Falling Angels
Falling Angels Credit: Todd Rosenberg

In its eighth year, this octopus of a dance festival has nabbed choice companies both local and national for three nights of programs featuring an oceanic range of dance forms—ballet, contemporary, modern, jazz, and hip-hop. As usual, all shows are free; also as usual, tickets are long gone, though you can still catch programs at Millennium Park.

On Wednesday at the Harris Theater, “Classics and Creations” offers Kyle Abraham‘s Counterpoint.
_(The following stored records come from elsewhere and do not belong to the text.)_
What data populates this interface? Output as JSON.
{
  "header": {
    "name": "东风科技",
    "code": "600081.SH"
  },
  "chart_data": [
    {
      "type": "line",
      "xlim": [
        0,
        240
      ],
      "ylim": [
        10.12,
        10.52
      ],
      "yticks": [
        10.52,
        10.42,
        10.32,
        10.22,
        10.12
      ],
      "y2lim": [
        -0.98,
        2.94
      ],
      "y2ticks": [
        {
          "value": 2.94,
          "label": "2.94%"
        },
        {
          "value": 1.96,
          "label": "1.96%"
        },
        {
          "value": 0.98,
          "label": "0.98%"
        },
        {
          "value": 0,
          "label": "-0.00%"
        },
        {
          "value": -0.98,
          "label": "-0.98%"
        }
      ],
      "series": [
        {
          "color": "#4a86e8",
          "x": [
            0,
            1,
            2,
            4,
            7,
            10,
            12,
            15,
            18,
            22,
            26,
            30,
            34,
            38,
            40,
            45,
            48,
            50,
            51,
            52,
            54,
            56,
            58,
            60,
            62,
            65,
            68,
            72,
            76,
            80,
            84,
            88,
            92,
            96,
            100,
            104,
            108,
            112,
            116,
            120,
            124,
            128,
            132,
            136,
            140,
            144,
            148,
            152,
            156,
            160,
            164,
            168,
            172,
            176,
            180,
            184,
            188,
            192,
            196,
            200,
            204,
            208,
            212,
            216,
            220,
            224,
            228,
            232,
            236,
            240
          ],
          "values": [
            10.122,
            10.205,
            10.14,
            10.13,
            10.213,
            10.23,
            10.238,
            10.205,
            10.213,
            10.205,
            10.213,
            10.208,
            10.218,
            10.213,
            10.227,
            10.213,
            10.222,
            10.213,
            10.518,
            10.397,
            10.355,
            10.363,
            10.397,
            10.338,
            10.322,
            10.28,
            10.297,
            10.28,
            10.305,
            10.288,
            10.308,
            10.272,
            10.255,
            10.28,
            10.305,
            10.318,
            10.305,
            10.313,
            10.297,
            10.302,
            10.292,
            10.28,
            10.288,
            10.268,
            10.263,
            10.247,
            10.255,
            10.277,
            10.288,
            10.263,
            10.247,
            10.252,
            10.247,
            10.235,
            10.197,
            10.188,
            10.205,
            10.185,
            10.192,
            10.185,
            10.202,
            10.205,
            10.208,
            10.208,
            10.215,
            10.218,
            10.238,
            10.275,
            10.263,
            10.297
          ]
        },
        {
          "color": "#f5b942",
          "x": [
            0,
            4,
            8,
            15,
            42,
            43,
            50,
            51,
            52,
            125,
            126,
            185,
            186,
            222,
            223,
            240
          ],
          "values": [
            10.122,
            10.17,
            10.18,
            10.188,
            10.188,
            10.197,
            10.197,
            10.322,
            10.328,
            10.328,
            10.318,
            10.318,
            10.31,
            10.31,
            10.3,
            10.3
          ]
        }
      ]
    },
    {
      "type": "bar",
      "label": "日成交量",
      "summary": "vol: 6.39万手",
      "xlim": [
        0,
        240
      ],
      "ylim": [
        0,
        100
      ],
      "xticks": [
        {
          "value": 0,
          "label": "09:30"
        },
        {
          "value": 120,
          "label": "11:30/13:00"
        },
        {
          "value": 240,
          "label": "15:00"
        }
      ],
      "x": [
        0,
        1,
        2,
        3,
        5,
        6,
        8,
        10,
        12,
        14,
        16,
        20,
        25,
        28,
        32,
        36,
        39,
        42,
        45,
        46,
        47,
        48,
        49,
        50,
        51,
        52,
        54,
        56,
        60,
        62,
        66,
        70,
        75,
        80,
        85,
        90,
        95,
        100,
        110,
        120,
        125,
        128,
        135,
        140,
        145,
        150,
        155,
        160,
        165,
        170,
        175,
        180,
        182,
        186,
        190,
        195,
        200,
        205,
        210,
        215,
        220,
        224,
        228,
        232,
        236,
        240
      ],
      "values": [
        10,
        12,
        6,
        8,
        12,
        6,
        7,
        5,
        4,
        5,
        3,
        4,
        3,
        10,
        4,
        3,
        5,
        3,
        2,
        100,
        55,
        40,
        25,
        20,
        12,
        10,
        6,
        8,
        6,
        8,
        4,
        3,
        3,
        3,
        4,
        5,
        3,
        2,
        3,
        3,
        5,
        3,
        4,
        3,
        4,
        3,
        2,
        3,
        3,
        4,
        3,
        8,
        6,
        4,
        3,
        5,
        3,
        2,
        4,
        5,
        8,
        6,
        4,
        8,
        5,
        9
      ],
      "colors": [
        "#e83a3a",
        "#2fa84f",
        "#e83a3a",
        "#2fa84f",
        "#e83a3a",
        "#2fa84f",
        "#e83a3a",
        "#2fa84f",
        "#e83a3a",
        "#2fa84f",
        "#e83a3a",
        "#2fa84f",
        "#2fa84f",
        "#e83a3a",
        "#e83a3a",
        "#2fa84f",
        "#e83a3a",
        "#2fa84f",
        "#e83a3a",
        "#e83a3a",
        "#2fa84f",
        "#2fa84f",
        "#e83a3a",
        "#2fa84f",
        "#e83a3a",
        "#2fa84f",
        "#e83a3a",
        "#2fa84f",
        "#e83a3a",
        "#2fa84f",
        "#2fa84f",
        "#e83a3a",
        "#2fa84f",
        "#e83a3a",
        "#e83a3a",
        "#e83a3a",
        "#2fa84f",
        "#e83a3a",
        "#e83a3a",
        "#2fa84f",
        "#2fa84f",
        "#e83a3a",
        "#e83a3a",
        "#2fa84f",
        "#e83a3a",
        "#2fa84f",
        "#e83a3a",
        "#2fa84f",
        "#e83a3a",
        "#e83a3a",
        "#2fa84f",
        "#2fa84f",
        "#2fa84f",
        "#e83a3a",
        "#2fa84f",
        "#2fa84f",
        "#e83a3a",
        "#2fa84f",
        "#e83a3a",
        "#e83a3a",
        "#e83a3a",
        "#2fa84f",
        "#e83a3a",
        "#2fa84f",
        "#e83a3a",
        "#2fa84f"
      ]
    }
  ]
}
Tender and ebullient, the work was planned as a collaboration with DJ Rashad before the hip-hop producer and footwork impresario overdosed in April. But Abraham has a talent for layering the personal—in this case, a tragic death—into emotionally ugly yet graceful modern dance. In one weird and riveting image, Emily Leriche lunges forward and turns her torso to watch her hand caress her Achilles tendon, then jams down ruthlessly on her calf as if to crush it. The powerhouse program, which will screen simultaneously at Pritzker Pavilion, also features works from Hubbard Street, Joffrey Ballet, Martha Graham Dance Company, and traveling troupe Stars of American Ballet.
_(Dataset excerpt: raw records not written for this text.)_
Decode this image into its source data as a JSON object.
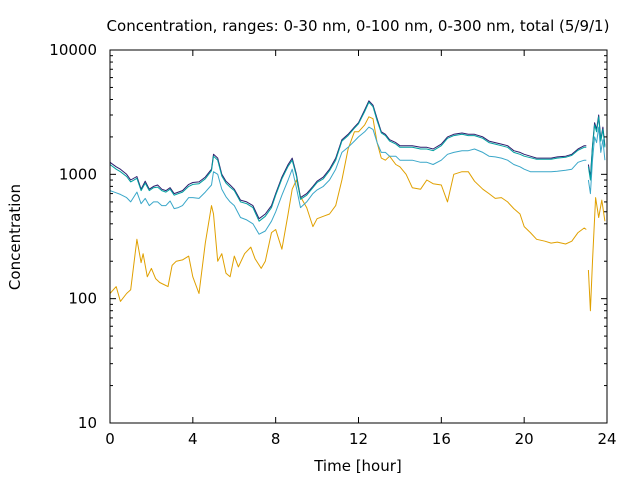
{
  "chart_data": {
    "type": "line",
    "title": "Concentration, ranges: 0-30 nm, 0-100 nm, 0-300 nm, total (5/9/1)",
    "xlabel": "Time [hour]",
    "ylabel": "Concentration",
    "xlim": [
      0,
      24
    ],
    "ylim": [
      10,
      10000
    ],
    "yscale": "log",
    "grid": false,
    "legend": "none",
    "xticks": [
      {
        "value": 0,
        "label": "0"
      },
      {
        "value": 4,
        "label": "4"
      },
      {
        "value": 8,
        "label": "8"
      },
      {
        "value": 12,
        "label": "12"
      },
      {
        "value": 16,
        "label": "16"
      },
      {
        "value": 20,
        "label": "20"
      },
      {
        "value": 24,
        "label": "24"
      }
    ],
    "yticks": [
      {
        "value": 10,
        "label": "10"
      },
      {
        "value": 100,
        "label": "100"
      },
      {
        "value": 1000,
        "label": "1000"
      },
      {
        "value": 10000,
        "label": "10000"
      }
    ],
    "series": [
      {
        "color": "#e0a000",
        "segments": [
          {
            "x": [
              0,
              0.3,
              0.5,
              0.8,
              1.0,
              1.3,
              1.5,
              1.6,
              1.8,
              2.0,
              2.2,
              2.4,
              2.6,
              2.8,
              3.0,
              3.2,
              3.5,
              3.8,
              4.0,
              4.3,
              4.6,
              4.9,
              5.0,
              5.2,
              5.4,
              5.6,
              5.8,
              6.0,
              6.2,
              6.5,
              6.8,
              7.0,
              7.3,
              7.5,
              7.8,
              8.0,
              8.3,
              8.6,
              8.8,
              9.0,
              9.2,
              9.5,
              9.8,
              10.0,
              10.3,
              10.6,
              10.9,
              11.2,
              11.5,
              11.8,
              12.0,
              12.3,
              12.5,
              12.7,
              12.9,
              13.1,
              13.3,
              13.5,
              13.8,
              14.0,
              14.3,
              14.6,
              15.0,
              15.3,
              15.6,
              16.0,
              16.3,
              16.6,
              17.0,
              17.3,
              17.6,
              18.0,
              18.3,
              18.6,
              18.9,
              19.2,
              19.5,
              19.8,
              20.0,
              20.3,
              20.6,
              21.0,
              21.3,
              21.6,
              22.0,
              22.3,
              22.6,
              22.9,
              23.0
            ],
            "y": [
              110,
              125,
              95,
              110,
              118,
              300,
              195,
              230,
              150,
              175,
              145,
              135,
              130,
              125,
              185,
              200,
              205,
              220,
              150,
              110,
              280,
              560,
              480,
              200,
              230,
              160,
              150,
              220,
              180,
              230,
              260,
              210,
              175,
              200,
              340,
              360,
              250,
              480,
              760,
              900,
              660,
              540,
              380,
              440,
              460,
              480,
              560,
              900,
              1600,
              2200,
              2200,
              2500,
              2900,
              2800,
              1800,
              1350,
              1300,
              1400,
              1200,
              1150,
              1000,
              780,
              760,
              900,
              840,
              820,
              600,
              1000,
              1050,
              1050,
              880,
              760,
              700,
              640,
              650,
              600,
              530,
              480,
              380,
              340,
              300,
              290,
              280,
              285,
              275,
              290,
              340,
              370,
              360
            ]
          },
          {
            "x": [
              23.1,
              23.2,
              23.3,
              23.45,
              23.6,
              23.75,
              23.9
            ],
            "y": [
              170,
              80,
              200,
              650,
              450,
              620,
              420
            ]
          }
        ]
      },
      {
        "color": "#3aa7c9",
        "segments": [
          {
            "x": [
              0,
              0.3,
              0.5,
              0.8,
              1.0,
              1.3,
              1.5,
              1.7,
              1.9,
              2.1,
              2.3,
              2.5,
              2.7,
              2.9,
              3.1,
              3.3,
              3.5,
              3.8,
              4.0,
              4.3,
              4.6,
              4.9,
              5.0,
              5.2,
              5.4,
              5.6,
              5.8,
              6.0,
              6.3,
              6.6,
              6.9,
              7.2,
              7.5,
              7.8,
              8.0,
              8.3,
              8.6,
              8.8,
              9.0,
              9.2,
              9.5,
              9.8,
              10.0,
              10.3,
              10.6,
              10.9,
              11.2,
              11.5,
              11.8,
              12.0,
              12.3,
              12.5,
              12.7,
              12.9,
              13.1,
              13.3,
              13.5,
              13.8,
              14.0,
              14.3,
              14.6,
              15.0,
              15.3,
              15.6,
              16.0,
              16.3,
              16.6,
              17.0,
              17.3,
              17.6,
              18.0,
              18.3,
              18.6,
              18.9,
              19.2,
              19.5,
              19.8,
              20.0,
              20.3,
              20.6,
              21.0,
              21.3,
              21.6,
              22.0,
              22.3,
              22.6,
              22.9,
              23.0
            ],
            "y": [
              740,
              710,
              690,
              650,
              600,
              720,
              580,
              640,
              560,
              600,
              600,
              560,
              560,
              610,
              530,
              540,
              560,
              650,
              650,
              640,
              720,
              820,
              1050,
              1000,
              760,
              660,
              600,
              560,
              450,
              430,
              400,
              330,
              350,
              420,
              500,
              680,
              900,
              1100,
              780,
              540,
              600,
              700,
              750,
              800,
              900,
              1100,
              1500,
              1650,
              1850,
              2000,
              2200,
              2400,
              2300,
              1800,
              1500,
              1500,
              1400,
              1400,
              1300,
              1300,
              1300,
              1250,
              1250,
              1200,
              1300,
              1450,
              1500,
              1550,
              1550,
              1600,
              1500,
              1400,
              1380,
              1350,
              1300,
              1200,
              1150,
              1100,
              1050,
              1050,
              1050,
              1050,
              1060,
              1080,
              1100,
              1250,
              1300,
              1300
            ]
          },
          {
            "x": [
              23.1,
              23.2,
              23.3,
              23.4,
              23.5,
              23.6,
              23.7,
              23.8,
              23.9
            ],
            "y": [
              900,
              700,
              1300,
              2000,
              1800,
              2400,
              1500,
              1900,
              1300
            ]
          }
        ]
      },
      {
        "color": "#2e1e6e",
        "segments": [
          {
            "x": [
              0,
              0.3,
              0.5,
              0.8,
              1.0,
              1.3,
              1.5,
              1.7,
              1.9,
              2.1,
              2.3,
              2.5,
              2.7,
              2.9,
              3.1,
              3.3,
              3.5,
              3.8,
              4.0,
              4.3,
              4.6,
              4.9,
              5.0,
              5.2,
              5.4,
              5.6,
              5.8,
              6.0,
              6.3,
              6.6,
              6.9,
              7.2,
              7.5,
              7.8,
              8.0,
              8.3,
              8.6,
              8.8,
              9.0,
              9.2,
              9.5,
              9.8,
              10.0,
              10.3,
              10.6,
              10.9,
              11.2,
              11.5,
              11.8,
              12.0,
              12.3,
              12.5,
              12.7,
              12.9,
              13.1,
              13.3,
              13.5,
              13.8,
              14.0,
              14.3,
              14.6,
              15.0,
              15.3,
              15.6,
              16.0,
              16.3,
              16.6,
              17.0,
              17.3,
              17.6,
              18.0,
              18.3,
              18.6,
              18.9,
              19.2,
              19.5,
              19.8,
              20.0,
              20.3,
              20.6,
              21.0,
              21.3,
              21.6,
              22.0,
              22.3,
              22.6,
              22.9,
              23.0
            ],
            "y": [
              1250,
              1150,
              1100,
              1000,
              900,
              960,
              760,
              880,
              760,
              800,
              820,
              760,
              740,
              780,
              700,
              720,
              740,
              830,
              860,
              870,
              950,
              1100,
              1450,
              1350,
              1000,
              880,
              820,
              760,
              620,
              600,
              560,
              440,
              480,
              560,
              700,
              950,
              1200,
              1350,
              1000,
              650,
              700,
              800,
              880,
              950,
              1100,
              1350,
              1900,
              2100,
              2400,
              2600,
              3300,
              3900,
              3600,
              2800,
              2200,
              2100,
              1900,
              1800,
              1700,
              1700,
              1700,
              1650,
              1650,
              1600,
              1750,
              2000,
              2100,
              2150,
              2100,
              2100,
              2000,
              1850,
              1800,
              1750,
              1700,
              1550,
              1500,
              1450,
              1400,
              1350,
              1350,
              1350,
              1380,
              1400,
              1450,
              1600,
              1700,
              1700
            ]
          },
          {
            "x": [
              23.1,
              23.2,
              23.3,
              23.4,
              23.5,
              23.6,
              23.7,
              23.8,
              23.9
            ],
            "y": [
              1200,
              950,
              1700,
              2600,
              2300,
              3000,
              1900,
              2400,
              1700
            ]
          }
        ]
      },
      {
        "color": "#00a0a0",
        "segments": [
          {
            "x": [
              0,
              0.3,
              0.5,
              0.8,
              1.0,
              1.3,
              1.5,
              1.7,
              1.9,
              2.1,
              2.3,
              2.5,
              2.7,
              2.9,
              3.1,
              3.3,
              3.5,
              3.8,
              4.0,
              4.3,
              4.6,
              4.9,
              5.0,
              5.2,
              5.4,
              5.6,
              5.8,
              6.0,
              6.3,
              6.6,
              6.9,
              7.2,
              7.5,
              7.8,
              8.0,
              8.3,
              8.6,
              8.8,
              9.0,
              9.2,
              9.5,
              9.8,
              10.0,
              10.3,
              10.6,
              10.9,
              11.2,
              11.5,
              11.8,
              12.0,
              12.3,
              12.5,
              12.7,
              12.9,
              13.1,
              13.3,
              13.5,
              13.8,
              14.0,
              14.3,
              14.6,
              15.0,
              15.3,
              15.6,
              16.0,
              16.3,
              16.6,
              17.0,
              17.3,
              17.6,
              18.0,
              18.3,
              18.6,
              18.9,
              19.2,
              19.5,
              19.8,
              20.0,
              20.3,
              20.6,
              21.0,
              21.3,
              21.6,
              22.0,
              22.3,
              22.6,
              22.9,
              23.0
            ],
            "y": [
              1200,
              1100,
              1050,
              960,
              870,
              930,
              740,
              850,
              740,
              780,
              790,
              740,
              720,
              760,
              680,
              700,
              720,
              800,
              830,
              840,
              920,
              1070,
              1400,
              1300,
              970,
              850,
              790,
              740,
              600,
              580,
              540,
              420,
              460,
              540,
              680,
              920,
              1160,
              1300,
              970,
              630,
              680,
              780,
              860,
              920,
              1070,
              1300,
              1850,
              2050,
              2350,
              2550,
              3200,
              3800,
              3500,
              2700,
              2150,
              2050,
              1850,
              1750,
              1650,
              1650,
              1650,
              1600,
              1600,
              1550,
              1700,
              1950,
              2050,
              2100,
              2050,
              2050,
              1950,
              1800,
              1750,
              1700,
              1650,
              1500,
              1450,
              1400,
              1360,
              1320,
              1320,
              1320,
              1350,
              1370,
              1420,
              1560,
              1650,
              1650
            ]
          },
          {
            "x": [
              23.1,
              23.2,
              23.3,
              23.4,
              23.5,
              23.6,
              23.7,
              23.8,
              23.9
            ],
            "y": [
              1150,
              900,
              1650,
              2500,
              2200,
              2900,
              1850,
              2300,
              1650
            ]
          }
        ]
      }
    ]
  }
}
“Dances for 2,” at the MCA for two shows on Friday, includes Ron De Jesus‘s festival-commissioned work Transition Zone, written for spectacular male duo the Nexus Project. No matter what they’re dancing, Benjamin Wardell and Michel Rodriguez Cintra unfold in a fastidious and complicated chain reaction. Here they tick and tock, circle to meet like hands of a clock, recombine and roll out in long sweeping arcs. When the dance softens, they stretch their necks through their legs like taffy—or one of Salvador Dalí’s melting clocks.
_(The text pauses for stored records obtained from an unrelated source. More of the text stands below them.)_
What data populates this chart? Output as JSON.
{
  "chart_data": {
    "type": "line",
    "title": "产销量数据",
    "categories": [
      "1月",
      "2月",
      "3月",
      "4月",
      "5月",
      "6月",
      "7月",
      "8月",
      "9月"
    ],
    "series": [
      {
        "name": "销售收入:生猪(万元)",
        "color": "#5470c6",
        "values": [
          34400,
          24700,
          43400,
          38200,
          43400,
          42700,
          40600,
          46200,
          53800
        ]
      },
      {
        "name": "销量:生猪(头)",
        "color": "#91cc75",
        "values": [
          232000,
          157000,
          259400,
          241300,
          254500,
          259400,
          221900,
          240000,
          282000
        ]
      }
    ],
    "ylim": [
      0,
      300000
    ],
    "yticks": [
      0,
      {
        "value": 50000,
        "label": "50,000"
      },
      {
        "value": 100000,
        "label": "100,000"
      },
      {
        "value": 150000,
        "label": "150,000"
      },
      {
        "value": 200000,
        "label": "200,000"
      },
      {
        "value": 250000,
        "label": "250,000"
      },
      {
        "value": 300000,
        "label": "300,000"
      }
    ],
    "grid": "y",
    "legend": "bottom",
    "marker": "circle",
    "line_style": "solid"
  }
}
Saturday night’s “Celebration of Dance” at Pritzker Pavilion is as close as we get to a dedicated Chicago program. The Joffrey Ballet presents Twyla Tharp’s Nine Sinatra Songs, and Hubbard Street reprises Falling Angels, Jiří Kylián’s frenetic, unnerving piece for eight women, accompanied by Third Coast Percussion’s redoubtable drumming. Darrell Moultrie’s festival-commissioned Cyclic Connections, performed by 20 talented teenagers from After School Matters, mixes ballet, modern, and hip-hop with Moultrie’s signature high-flung patterning. Amazingly, his reckless abandon as he propels dancers through space registers as poise.